According to the data obtained, it was found that Sample I and III did not have appropriate sensory characteristics. Addition of Sample I (1% SS) to the cheese mass led to a filler with weak flavour. Sample III (5% SS) had a cheese flavour with a predominant and strong specific seed flavour that not everyone would like. Sample II, with 3% weight fraction of SS, was established to have the most balanced taste and smell. This sample had a clean cheese taste with a pronounced SS flavour that complemented the cheese base. Its sweetish, nutty flavour and aroma perfectly complemented the taste of the cheese base. Known studies of the dose of sesame in the production of dairy products (Titov et al., 2018). The authors of the studies also believe that with an increase in concentration of 3%, sesame flavor prevails, which was evaluated as extraneous and undesirable based on the objectives of the experiment.

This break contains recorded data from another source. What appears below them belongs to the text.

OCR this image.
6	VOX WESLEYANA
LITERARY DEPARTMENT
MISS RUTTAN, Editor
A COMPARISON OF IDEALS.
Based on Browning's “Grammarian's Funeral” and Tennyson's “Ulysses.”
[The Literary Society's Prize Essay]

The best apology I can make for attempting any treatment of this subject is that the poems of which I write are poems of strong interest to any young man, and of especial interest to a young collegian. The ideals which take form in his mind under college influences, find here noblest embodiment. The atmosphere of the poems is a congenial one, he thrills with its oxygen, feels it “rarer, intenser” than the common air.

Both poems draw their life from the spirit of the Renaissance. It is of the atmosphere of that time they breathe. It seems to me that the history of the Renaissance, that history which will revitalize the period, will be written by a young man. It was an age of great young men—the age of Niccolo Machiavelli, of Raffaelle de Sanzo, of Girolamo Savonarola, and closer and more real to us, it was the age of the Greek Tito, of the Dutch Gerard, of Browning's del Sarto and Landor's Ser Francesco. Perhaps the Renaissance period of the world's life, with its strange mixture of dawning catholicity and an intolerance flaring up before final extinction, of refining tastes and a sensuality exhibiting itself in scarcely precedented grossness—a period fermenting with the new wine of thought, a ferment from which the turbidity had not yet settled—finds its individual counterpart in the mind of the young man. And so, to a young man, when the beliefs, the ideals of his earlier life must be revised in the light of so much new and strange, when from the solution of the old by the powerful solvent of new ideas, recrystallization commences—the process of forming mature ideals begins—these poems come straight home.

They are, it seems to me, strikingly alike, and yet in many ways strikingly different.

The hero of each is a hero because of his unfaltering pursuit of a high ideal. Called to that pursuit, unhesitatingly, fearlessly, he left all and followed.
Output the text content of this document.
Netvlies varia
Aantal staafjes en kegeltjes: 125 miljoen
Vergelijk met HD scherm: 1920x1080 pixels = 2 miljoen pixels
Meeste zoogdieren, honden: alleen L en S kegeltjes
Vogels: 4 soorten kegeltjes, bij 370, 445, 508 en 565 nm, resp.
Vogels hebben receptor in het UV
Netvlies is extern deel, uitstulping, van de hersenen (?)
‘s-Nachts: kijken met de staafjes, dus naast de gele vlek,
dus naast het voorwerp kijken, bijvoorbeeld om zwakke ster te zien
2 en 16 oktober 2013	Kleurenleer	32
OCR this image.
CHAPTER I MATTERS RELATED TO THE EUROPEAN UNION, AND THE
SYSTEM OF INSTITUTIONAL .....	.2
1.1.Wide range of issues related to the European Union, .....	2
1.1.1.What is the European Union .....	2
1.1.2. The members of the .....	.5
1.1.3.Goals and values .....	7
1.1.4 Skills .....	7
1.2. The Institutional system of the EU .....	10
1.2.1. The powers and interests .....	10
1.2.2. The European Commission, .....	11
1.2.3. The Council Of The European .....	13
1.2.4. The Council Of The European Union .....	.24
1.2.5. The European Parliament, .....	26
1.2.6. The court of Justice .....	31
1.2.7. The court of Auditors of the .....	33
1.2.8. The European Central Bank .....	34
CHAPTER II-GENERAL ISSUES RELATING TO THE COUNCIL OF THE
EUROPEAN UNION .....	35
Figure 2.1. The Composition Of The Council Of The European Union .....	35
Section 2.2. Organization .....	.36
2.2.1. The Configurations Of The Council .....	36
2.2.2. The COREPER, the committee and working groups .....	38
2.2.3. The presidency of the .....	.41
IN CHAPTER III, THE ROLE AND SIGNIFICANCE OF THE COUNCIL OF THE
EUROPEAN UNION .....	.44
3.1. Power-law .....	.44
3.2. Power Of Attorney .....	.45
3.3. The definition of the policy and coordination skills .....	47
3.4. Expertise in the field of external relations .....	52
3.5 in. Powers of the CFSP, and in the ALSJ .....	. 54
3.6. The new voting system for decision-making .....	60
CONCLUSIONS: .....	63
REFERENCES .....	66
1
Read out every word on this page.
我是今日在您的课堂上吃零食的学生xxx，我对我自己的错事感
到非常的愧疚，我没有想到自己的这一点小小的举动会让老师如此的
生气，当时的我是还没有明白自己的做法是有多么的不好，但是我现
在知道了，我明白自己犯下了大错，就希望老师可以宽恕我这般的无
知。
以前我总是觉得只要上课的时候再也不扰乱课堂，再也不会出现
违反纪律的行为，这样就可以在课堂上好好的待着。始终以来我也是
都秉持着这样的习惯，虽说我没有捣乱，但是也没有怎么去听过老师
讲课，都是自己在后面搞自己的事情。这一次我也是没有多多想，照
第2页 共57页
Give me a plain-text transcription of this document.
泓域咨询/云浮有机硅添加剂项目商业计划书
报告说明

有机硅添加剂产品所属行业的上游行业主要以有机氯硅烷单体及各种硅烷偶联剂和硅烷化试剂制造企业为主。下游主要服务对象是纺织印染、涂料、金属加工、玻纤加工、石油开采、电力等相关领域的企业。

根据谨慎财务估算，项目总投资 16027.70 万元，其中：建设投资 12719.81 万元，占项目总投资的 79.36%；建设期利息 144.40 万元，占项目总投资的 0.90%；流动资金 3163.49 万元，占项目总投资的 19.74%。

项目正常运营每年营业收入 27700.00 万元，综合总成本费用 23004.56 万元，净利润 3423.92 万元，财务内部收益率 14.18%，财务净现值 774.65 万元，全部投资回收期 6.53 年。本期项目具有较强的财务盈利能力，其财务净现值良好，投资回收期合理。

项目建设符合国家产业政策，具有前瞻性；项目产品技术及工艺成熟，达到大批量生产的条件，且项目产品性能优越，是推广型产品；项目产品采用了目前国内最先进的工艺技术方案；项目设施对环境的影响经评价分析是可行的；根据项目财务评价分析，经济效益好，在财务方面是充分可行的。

The study found that SS are a highly effective functional ingredient with high nutritional value and high content of essential amino acids and unsaturated fatty acids. The appropriate method of the heat treatment and technological stage of addition involved holding the SS in milk at 73 ±2 °C for 25 min, cooling to 30 ±2 °C and adding to the cheese mass before moulding the head of cheese. The dose of SS was established as 3% of the filler. The cheese product enriched with SS can be recommended as a functional product for systematic consumption without restrictions for all groups of a healthy population.